Ia menambahkan, eksportir harus lebih teliti terhadap dokumen persyaratan ekspor dari negara tujuan. Petugas karantina juga secara berkala memberikan bimbingan teknis kepada petani perkebunan dan hortikultura di Lampung. Selain itu, pendampingan untuk sistem karantina, seperti penyiapan rumah pengemasan, juga dilakukan.
Selama pandemi Covid-19, Balai Karantina Pertanian juga mencatat tren peningkatan ekspor produk rempah. Komoditas rempah ekspor itu, antara lain, cengkeh, cabai jamu, lada hitam, dan asam kandis.
Selain lada, komoditas lain yang belum menjadi prioritas harus mulai dikembangkan serius.
Negara tujuan ekspor juga meluas. Selain Asia dan Amerika, produk pertanian asal Lampung juga diekspor ke sejumlah negara lain, seperti Jerman, Pakistan, Uni Emirat Arab, dan Inggris.
Secara terpisah, Ketua Dewan Rempah Lampung Untung Sugiatno menyebutkan, pemerintah daerah harus responsif terhadap peluang ekspor yang semakin terbuka setelah situasi pandemi melandai. Selain lada, komoditas lain yang belum menjadi prioritas harus mulai dikembangkan serius.
Menurut dia, pandemi Covid-19 membuat tren permintaan rempah dunia meningkat.
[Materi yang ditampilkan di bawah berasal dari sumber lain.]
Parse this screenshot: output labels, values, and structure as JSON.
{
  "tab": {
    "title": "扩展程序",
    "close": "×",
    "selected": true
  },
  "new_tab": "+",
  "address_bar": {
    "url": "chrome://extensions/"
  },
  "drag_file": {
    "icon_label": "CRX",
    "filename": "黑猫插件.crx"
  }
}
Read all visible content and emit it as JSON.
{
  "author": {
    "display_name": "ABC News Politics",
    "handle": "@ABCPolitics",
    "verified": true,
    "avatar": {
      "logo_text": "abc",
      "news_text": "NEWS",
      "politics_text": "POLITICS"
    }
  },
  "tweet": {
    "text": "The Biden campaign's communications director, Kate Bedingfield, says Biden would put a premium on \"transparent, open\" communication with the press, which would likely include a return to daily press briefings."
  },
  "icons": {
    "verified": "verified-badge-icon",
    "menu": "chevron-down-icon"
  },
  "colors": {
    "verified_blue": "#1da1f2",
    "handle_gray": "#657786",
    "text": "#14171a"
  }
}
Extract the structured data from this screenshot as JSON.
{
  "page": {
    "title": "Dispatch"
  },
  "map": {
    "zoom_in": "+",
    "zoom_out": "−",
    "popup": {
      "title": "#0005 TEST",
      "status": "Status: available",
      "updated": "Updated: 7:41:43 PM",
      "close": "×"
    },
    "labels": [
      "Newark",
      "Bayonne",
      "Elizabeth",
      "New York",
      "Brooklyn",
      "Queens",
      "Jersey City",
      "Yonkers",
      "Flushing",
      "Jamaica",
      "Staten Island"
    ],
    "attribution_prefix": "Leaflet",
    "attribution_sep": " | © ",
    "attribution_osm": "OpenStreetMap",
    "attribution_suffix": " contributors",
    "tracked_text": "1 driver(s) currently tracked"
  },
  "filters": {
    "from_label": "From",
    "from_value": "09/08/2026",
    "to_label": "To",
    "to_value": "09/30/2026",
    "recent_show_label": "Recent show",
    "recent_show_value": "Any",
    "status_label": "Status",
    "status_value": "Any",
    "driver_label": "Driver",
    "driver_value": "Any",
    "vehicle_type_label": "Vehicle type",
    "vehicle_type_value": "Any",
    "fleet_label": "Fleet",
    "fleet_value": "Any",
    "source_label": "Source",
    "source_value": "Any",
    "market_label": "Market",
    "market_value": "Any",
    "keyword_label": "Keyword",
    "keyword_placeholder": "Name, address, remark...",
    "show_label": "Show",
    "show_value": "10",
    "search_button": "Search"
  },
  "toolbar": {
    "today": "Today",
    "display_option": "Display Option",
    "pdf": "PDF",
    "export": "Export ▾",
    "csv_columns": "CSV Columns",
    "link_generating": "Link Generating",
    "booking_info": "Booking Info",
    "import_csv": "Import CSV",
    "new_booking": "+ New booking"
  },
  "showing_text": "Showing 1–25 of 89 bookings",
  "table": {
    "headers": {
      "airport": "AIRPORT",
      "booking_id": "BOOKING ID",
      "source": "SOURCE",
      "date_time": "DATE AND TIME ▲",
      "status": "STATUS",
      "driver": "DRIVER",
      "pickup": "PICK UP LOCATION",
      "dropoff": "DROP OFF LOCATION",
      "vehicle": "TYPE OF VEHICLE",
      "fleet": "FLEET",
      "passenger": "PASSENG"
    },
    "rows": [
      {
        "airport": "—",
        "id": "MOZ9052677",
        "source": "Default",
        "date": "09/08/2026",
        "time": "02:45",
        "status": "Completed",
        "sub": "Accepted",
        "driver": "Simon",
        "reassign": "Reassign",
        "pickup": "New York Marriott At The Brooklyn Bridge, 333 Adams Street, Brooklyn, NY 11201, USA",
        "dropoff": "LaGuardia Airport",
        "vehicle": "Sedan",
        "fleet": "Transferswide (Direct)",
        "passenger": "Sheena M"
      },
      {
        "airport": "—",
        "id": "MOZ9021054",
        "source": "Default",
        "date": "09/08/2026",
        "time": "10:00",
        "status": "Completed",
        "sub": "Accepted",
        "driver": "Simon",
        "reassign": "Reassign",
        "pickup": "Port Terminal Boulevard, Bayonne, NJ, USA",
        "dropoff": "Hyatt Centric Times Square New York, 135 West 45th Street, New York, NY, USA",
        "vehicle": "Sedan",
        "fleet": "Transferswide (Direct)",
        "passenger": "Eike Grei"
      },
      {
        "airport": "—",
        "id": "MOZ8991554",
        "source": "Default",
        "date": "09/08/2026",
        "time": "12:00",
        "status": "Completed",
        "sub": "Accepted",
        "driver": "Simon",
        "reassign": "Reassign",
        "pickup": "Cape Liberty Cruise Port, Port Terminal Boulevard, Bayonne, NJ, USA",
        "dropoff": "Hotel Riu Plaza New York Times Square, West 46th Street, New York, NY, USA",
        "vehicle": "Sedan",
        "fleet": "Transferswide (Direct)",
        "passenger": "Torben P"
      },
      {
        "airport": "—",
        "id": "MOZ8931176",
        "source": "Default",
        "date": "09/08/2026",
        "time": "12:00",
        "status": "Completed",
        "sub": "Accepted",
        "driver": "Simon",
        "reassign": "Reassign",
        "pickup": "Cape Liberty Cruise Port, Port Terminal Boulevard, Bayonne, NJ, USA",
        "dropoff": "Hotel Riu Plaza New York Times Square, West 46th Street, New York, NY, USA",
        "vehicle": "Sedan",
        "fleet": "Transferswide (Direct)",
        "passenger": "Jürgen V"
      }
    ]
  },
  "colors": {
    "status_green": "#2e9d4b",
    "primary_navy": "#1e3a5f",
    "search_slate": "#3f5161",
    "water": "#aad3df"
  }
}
Selain untuk keperluan pembuatan obat herbal, rempah juga diperlukan untuk bahan baku pembuatan produk kecantikan.
Sayangnya, peningkatan ekspor rempah itu tidak dibarengi dengan kenaikan harga jual rempah di tingkat petani. Saat ini, Untung mengatakan, harga lada hitam berkisar Rp 40.000-Rp 50.000 per kilogram, sedangkan cengkeh sekitar Rp 60.000 per kilogram. Harga itu tidak lebih baik dibandingkan harga jual lima tahun lalu yang bisa mencapai Rp 100.000 per kilogram.